Adabag et al conclude that in selected patients with HCM, some exhibit a high frequency of ventricular and supraventricular arrhythmias during ambulatory ECG monitoring. In such a population, however, sudden death is uncommon, and the detection of even complex arrhythmias has a low positive predictive value.
Comments
Sudden death is one of the most feared complications of patients with hypertrophic cardiomyopathy. Sudden death may occur both in relatively asymptomatic individuals and in those with advanced heart failure. Ambulatory ECG monitoring has been proposed as a way to risk stratify individuals and select those who might benefit from specific therapy to prevent sudden death. Unfortunately, studies with antiarrhythmic drugs, beta blockers, and calcium channel blockers have not been shown to be effective for sudden death prevention in patients with HCM. In studies performed in tertiary centers specializing in the management of HCM patients, the detection of nonsustained VT on an ambulatory monitor has been thought to be a useful risk factor for predicting sudden death. Other risk factors have included malignant family histories, severe left ventricular hypertrophy (greater than or equal to 30 mm in wall thickness), and a history of syncope. Patients studied in tertiary care centers, however, might not represent the general population of patients with HCM. This study shows that, although ventricular and supraventricular arrhythmias are almost ubiquitous in patients with HCM, their prognostic significance in an individual is limited, since the sudden death rate in such a cohort is quite low.

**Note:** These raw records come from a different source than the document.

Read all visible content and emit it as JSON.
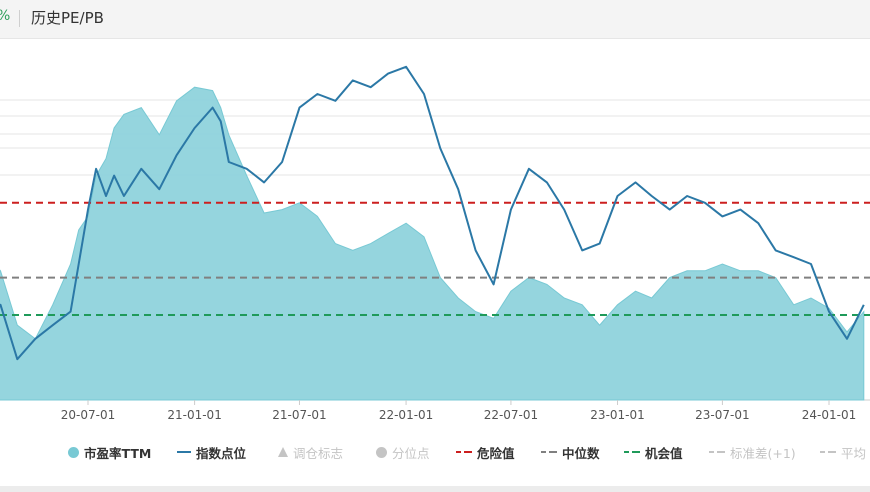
{
  "header": {
    "percent_fragment": "%",
    "title": "历史PE/PB"
  },
  "colors": {
    "pe_fill": "#8fd3dc",
    "pe_line": "#78c9d4",
    "index_line": "#2b78a6",
    "danger": "#cc1f1f",
    "median": "#808080",
    "opportunity": "#1f9a5a",
    "disabled": "#c4c4c4",
    "grid": "#e5e5e5"
  },
  "legend": [
    {
      "key": "pe",
      "label": "市盈率TTM",
      "icon": "circle",
      "color": "#78c9d4",
      "enabled": true
    },
    {
      "key": "index",
      "label": "指数点位",
      "icon": "line",
      "color": "#2b78a6",
      "enabled": true
    },
    {
      "key": "rebalance",
      "label": "调仓标志",
      "icon": "triangle",
      "color": "#c4c4c4",
      "enabled": false
    },
    {
      "key": "quantile",
      "label": "分位点",
      "icon": "circle",
      "color": "#c4c4c4",
      "enabled": false
    },
    {
      "key": "danger",
      "label": "危险值",
      "icon": "dash",
      "color": "#cc1f1f",
      "enabled": true
    },
    {
      "key": "median",
      "label": "中位数",
      "icon": "dash",
      "color": "#808080",
      "enabled": true
    },
    {
      "key": "opportunity",
      "label": "机会值",
      "icon": "dash",
      "color": "#1f9a5a",
      "enabled": true
    },
    {
      "key": "std_plus",
      "label": "标准差(+1)",
      "icon": "dash",
      "color": "#c4c4c4",
      "enabled": false
    },
    {
      "key": "avg",
      "label": "平均",
      "icon": "dash",
      "color": "#c4c4c4",
      "enabled": false
    }
  ],
  "chart_data": {
    "type": "area",
    "x_tick_labels": [
      "20-07-01",
      "21-01-01",
      "21-07-01",
      "22-01-01",
      "22-07-01",
      "23-01-01",
      "23-07-01",
      "24-01-01"
    ],
    "x_range": [
      "2020-01",
      "2024-03"
    ],
    "y_range_relative": [
      0,
      100
    ],
    "reference_lines": {
      "danger": 58,
      "median": 36,
      "opportunity": 25
    },
    "series": [
      {
        "name": "市盈率TTM",
        "type": "area",
        "x": [
          "2020-01",
          "2020-02",
          "2020-03",
          "2020-04",
          "2020-05",
          "2020-06",
          "2020-06-15",
          "2020-07",
          "2020-07-15",
          "2020-08",
          "2020-08-15",
          "2020-09",
          "2020-10",
          "2020-11",
          "2020-12",
          "2021-01",
          "2021-02",
          "2021-02-15",
          "2021-03",
          "2021-04",
          "2021-05",
          "2021-06",
          "2021-07",
          "2021-08",
          "2021-09",
          "2021-10",
          "2021-11",
          "2021-12",
          "2022-01",
          "2022-02",
          "2022-03",
          "2022-04",
          "2022-05",
          "2022-06",
          "2022-07",
          "2022-08",
          "2022-09",
          "2022-10",
          "2022-11",
          "2022-12",
          "2023-01",
          "2023-02",
          "2023-03",
          "2023-04",
          "2023-05",
          "2023-06",
          "2023-07",
          "2023-08",
          "2023-09",
          "2023-10",
          "2023-11",
          "2023-12",
          "2024-01",
          "2024-02",
          "2024-03"
        ],
        "values": [
          28,
          38,
          22,
          18,
          28,
          40,
          50,
          54,
          66,
          71,
          80,
          84,
          86,
          78,
          88,
          92,
          91,
          86,
          78,
          66,
          55,
          56,
          58,
          54,
          46,
          44,
          46,
          49,
          52,
          48,
          36,
          30,
          26,
          24,
          32,
          36,
          34,
          30,
          28,
          22,
          28,
          32,
          30,
          36,
          38,
          38,
          40,
          38,
          38,
          36,
          28,
          30,
          27,
          20,
          26
        ]
      },
      {
        "name": "指数点位",
        "type": "line",
        "x": [
          "2020-01",
          "2020-02",
          "2020-03",
          "2020-04",
          "2020-05",
          "2020-06",
          "2020-06-15",
          "2020-07",
          "2020-07-15",
          "2020-08",
          "2020-08-15",
          "2020-09",
          "2020-10",
          "2020-11",
          "2020-12",
          "2021-01",
          "2021-02",
          "2021-02-15",
          "2021-03",
          "2021-04",
          "2021-05",
          "2021-06",
          "2021-07",
          "2021-08",
          "2021-09",
          "2021-10",
          "2021-11",
          "2021-12",
          "2022-01",
          "2022-02",
          "2022-03",
          "2022-04",
          "2022-05",
          "2022-06",
          "2022-07",
          "2022-08",
          "2022-09",
          "2022-10",
          "2022-11",
          "2022-12",
          "2023-01",
          "2023-02",
          "2023-03",
          "2023-04",
          "2023-05",
          "2023-06",
          "2023-07",
          "2023-08",
          "2023-09",
          "2023-10",
          "2023-11",
          "2023-12",
          "2024-01",
          "2024-02",
          "2024-03"
        ],
        "values": [
          20,
          28,
          12,
          18,
          22,
          26,
          40,
          56,
          68,
          60,
          66,
          60,
          68,
          62,
          72,
          80,
          86,
          82,
          70,
          68,
          64,
          70,
          86,
          90,
          88,
          94,
          92,
          96,
          98,
          90,
          74,
          62,
          44,
          34,
          56,
          68,
          64,
          56,
          44,
          46,
          60,
          64,
          60,
          56,
          60,
          58,
          54,
          56,
          52,
          44,
          42,
          40,
          26,
          18,
          28
        ]
      }
    ]
  }
}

The genetics of HCM are quite complicated. Some kindreds appear to have an unusually high risk for sudden death, while others seem to be in little danger. Hopefully, as we learn more about the nature of the disease, we will be better able to characterize patients who need specific and early interventions to prevent sudden death. The ambulatory ECG does not appear to be as helpful for risk stratification as was previously thought.
Patients with HCM exhibit a high frequency of ventricular and supraventricular arrhythmias during ambulatory ECG monitoring, but sudden death is uncommon and not predicted by arrhythmias.